You can brand your graphics by choosing the colours and fonts you like. As long as you keep your colours and fonts consistent (as in, don’t use wildly different colours and font combos each time), your graphics will be perfect. I havea blog post on branding basics you can read to get started.
(“Is it important to make the graphics every single time? Like for Facebook, I don’t have to post a photo along with the status update.”)
Oh yeah, the graphics are not mandatory. You can definitely microblog without ‘em. BUT, they do make your micro blog post look more professional. The graphics instantly differentiate your posts as helpful content (which people are interested in) and personal content (which people may not always be interested in).
("What if I already have related photos to go with my captions?")

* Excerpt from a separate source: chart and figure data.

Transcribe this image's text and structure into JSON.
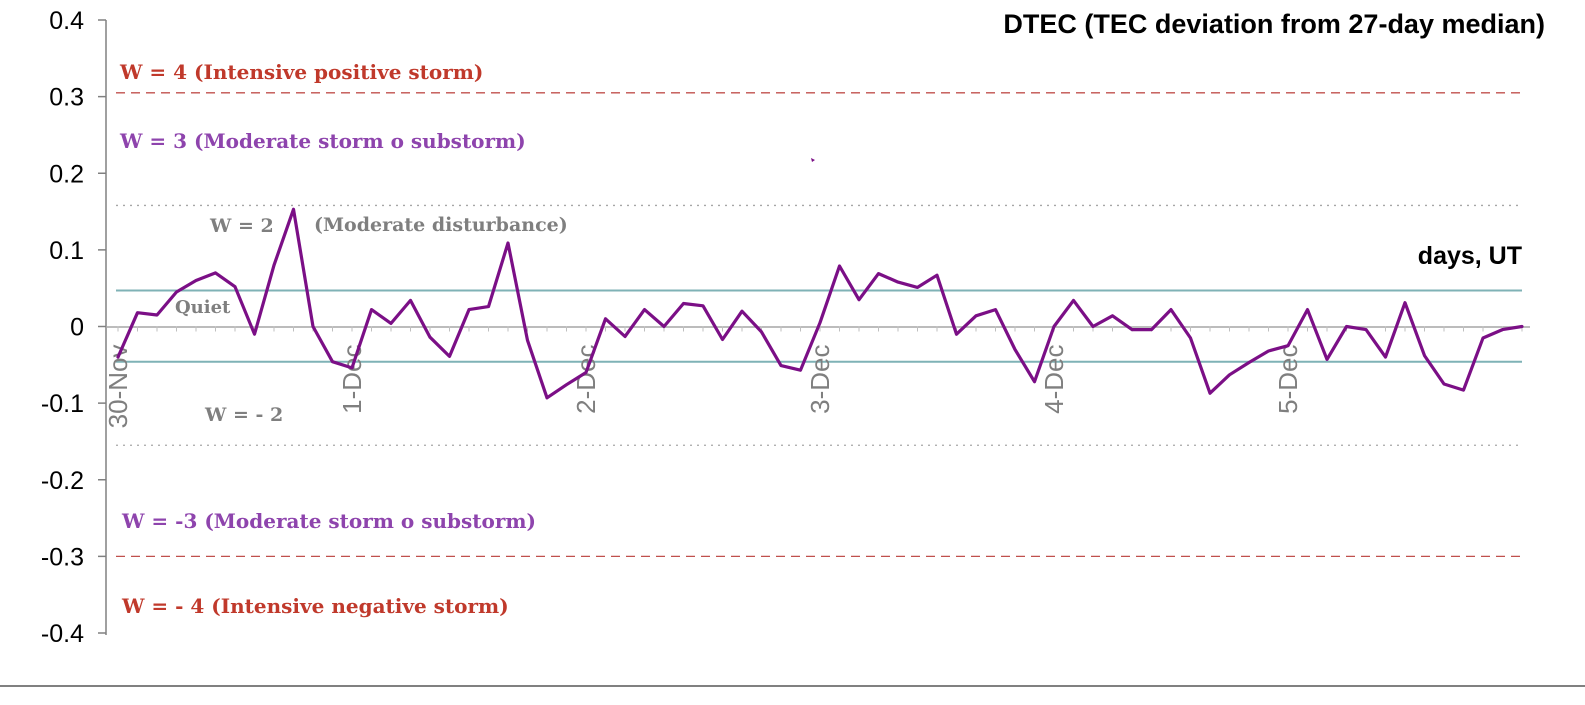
{
  "chart_data": {
    "type": "line",
    "title": "DTEC (TEC deviation from 27-day median)",
    "xlabel": "days, UT",
    "ylabel": "",
    "ylim": [
      -0.4,
      0.4
    ],
    "yticks": [
      "0.4",
      "0.3",
      "0.2",
      "0.1",
      "0",
      "-0.1",
      "-0.2",
      "-0.3",
      "-0.4"
    ],
    "xlim": [
      0,
      72
    ],
    "x_tick_labels": [
      {
        "label": "30-Nov",
        "x": 0
      },
      {
        "label": "1-Dec",
        "x": 12
      },
      {
        "label": "2-Dec",
        "x": 24
      },
      {
        "label": "3-Dec",
        "x": 36
      },
      {
        "label": "4-Dec",
        "x": 48
      },
      {
        "label": "5-Dec",
        "x": 60
      }
    ],
    "grid": false,
    "reference_lines": [
      {
        "name": "W4 positive",
        "y": 0.305,
        "style": "dashed",
        "color": "#c0504d"
      },
      {
        "name": "W3 positive",
        "y": 0.158,
        "style": "dotted",
        "color": "#a6a6a6"
      },
      {
        "name": "quiet upper",
        "y": 0.047,
        "style": "solid",
        "color": "#7fb2b6"
      },
      {
        "name": "quiet lower",
        "y": -0.046,
        "style": "solid",
        "color": "#7fb2b6"
      },
      {
        "name": "W3 negative",
        "y": -0.155,
        "style": "dotted",
        "color": "#a6a6a6"
      },
      {
        "name": "W4 negative",
        "y": -0.3,
        "style": "dashed",
        "color": "#c0504d"
      }
    ],
    "annotations": [
      {
        "text": "W = 4 (Intensive positive storm)",
        "color": "#c0392b"
      },
      {
        "text": "W = 3 (Moderate storm o substorm)",
        "color": "#8e44ad"
      },
      {
        "text": "W = 2",
        "color": "#7f7f7f"
      },
      {
        "text": "(Moderate disturbance)",
        "color": "#7f7f7f"
      },
      {
        "text": "Quiet",
        "color": "#7f7f7f"
      },
      {
        "text": "W = - 2",
        "color": "#7f7f7f"
      },
      {
        "text": "W = -3 (Moderate storm o substorm)",
        "color": "#8e44ad"
      },
      {
        "text": "W = - 4 (Intensive negative storm)",
        "color": "#c0392b"
      }
    ],
    "series": [
      {
        "color": "#7b0f86",
        "x": [
          0,
          1,
          2,
          3,
          4,
          5,
          6,
          7,
          8,
          9,
          10,
          11,
          12,
          13,
          14,
          15,
          16,
          17,
          18,
          19,
          20,
          21,
          22,
          23,
          24,
          25,
          26,
          27,
          28,
          29,
          30,
          31,
          32,
          33,
          34,
          35,
          36,
          37,
          38,
          39,
          40,
          41,
          42,
          43,
          44,
          45,
          46,
          47,
          48,
          49,
          50,
          51,
          52,
          53,
          54,
          55,
          56,
          57,
          58,
          59,
          60,
          61,
          62,
          63,
          64,
          65,
          66,
          67,
          68,
          69,
          70,
          71,
          72
        ],
        "values": [
          -0.04,
          0.018,
          0.015,
          0.045,
          0.06,
          0.07,
          0.052,
          -0.01,
          0.08,
          0.153,
          0.0,
          -0.046,
          -0.054,
          0.022,
          0.004,
          0.034,
          -0.014,
          -0.039,
          0.022,
          0.026,
          0.109,
          -0.018,
          -0.093,
          -0.076,
          -0.06,
          0.01,
          -0.013,
          0.022,
          0.0,
          0.03,
          0.027,
          -0.017,
          0.02,
          -0.007,
          -0.051,
          -0.057,
          0.005,
          0.079,
          0.035,
          0.069,
          0.058,
          0.051,
          0.067,
          -0.01,
          0.014,
          0.022,
          -0.03,
          -0.072,
          0.0,
          0.034,
          0.0,
          0.014,
          -0.004,
          -0.004,
          0.022,
          -0.015,
          -0.087,
          -0.063,
          -0.047,
          -0.032,
          -0.025,
          0.022,
          -0.043,
          0.0,
          -0.004,
          -0.04,
          0.031,
          -0.038,
          -0.075,
          -0.083,
          -0.015,
          -0.004,
          0.0
        ]
      }
    ]
  }
}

If you have real photos to go with your captions, prioritize those! It's OK to mix real photos and graphics together on your feed.
10. "If I microblog, does that mean that I don't have to do full-sized blogging?"
Microblogging is awesome, but it has its disadvantages.
- You'll be microblogging on crowded social media platforms. This means that your posts are side-by-side with other people's posts. Your followers could easily be distracted from reading your posts. It's hard to stand out from the crowd.
- Your posts are at the mercy of the social media platforms. When Instagram changed its algorithm and started displaying posts differently -- there's been a lot of upset. Because unless your followers have a habit of interacting with your posts, they'd probably never see your posts on their feed.
- You can't brand everything on your social media profiles. Because there's limited space, not everything is open to customization. Which means that you won't be able to express yourself fully in certain parts -- like the 'Bio' or 'Description'!
So the disadvantages of microblogging are the advantages of blogging. On your blog, there's only you. Your posts are displayed however you want them to be. And you can brand your blog like it's your HQ.
But despite that, I still recommend microblogging! Because it takes time to feel comfortable in expressing yourself, your microblog is the perfect space to practice in. And once you want to enjoy what blogging can offer, you can set up a blog. No worries.
("But when I decide to have a blog, what do I do with the content on my microblog?")
All your microblog posts will be useful again when your blog is set up. You can COMPILE your microblog posts into one big blog post, or EXPAND a microblog post into a regular blog post. (I have a tutorial on how to convert your Instagram posts into blog posts!)
11. "How do I find the time to microblog?"
Because each microblog post isn't too long, you can try to squeeze in some writing time in these situations:
- While waiting for your food in restaurants.
- While waiting for your train.
- In the train -- if you have both hands free.
- While you're stuck in a traffic jam and the cars aren't moving at all. (Safety first!)
- Right before bed.
At most, you need 5 minutes for each post! Keep the content short and sweet so that you can post more regularly.
What also helps is if you could plan what you want to write AND make your graphics in advance. For example, if you're planning to post on M-W-F, you could make graphics for all 3 posts the previous Sunday. This way, you can just grab the photo, type the caption and post!
Phew! I've covered the most regular questions I've received about microblogging, but if you have other questions, let me know! I honestly feel that microblogging is something that anyone can do if they want to build a reputation, brand or business. It's more low-effort compared full-sized blogging, especially if you're just starting to get comfortable with sharing. Keep it casual, short and fun and you'll be a natural before you know it!
BTW, are you considering microblogging over full-sized blogging? Why?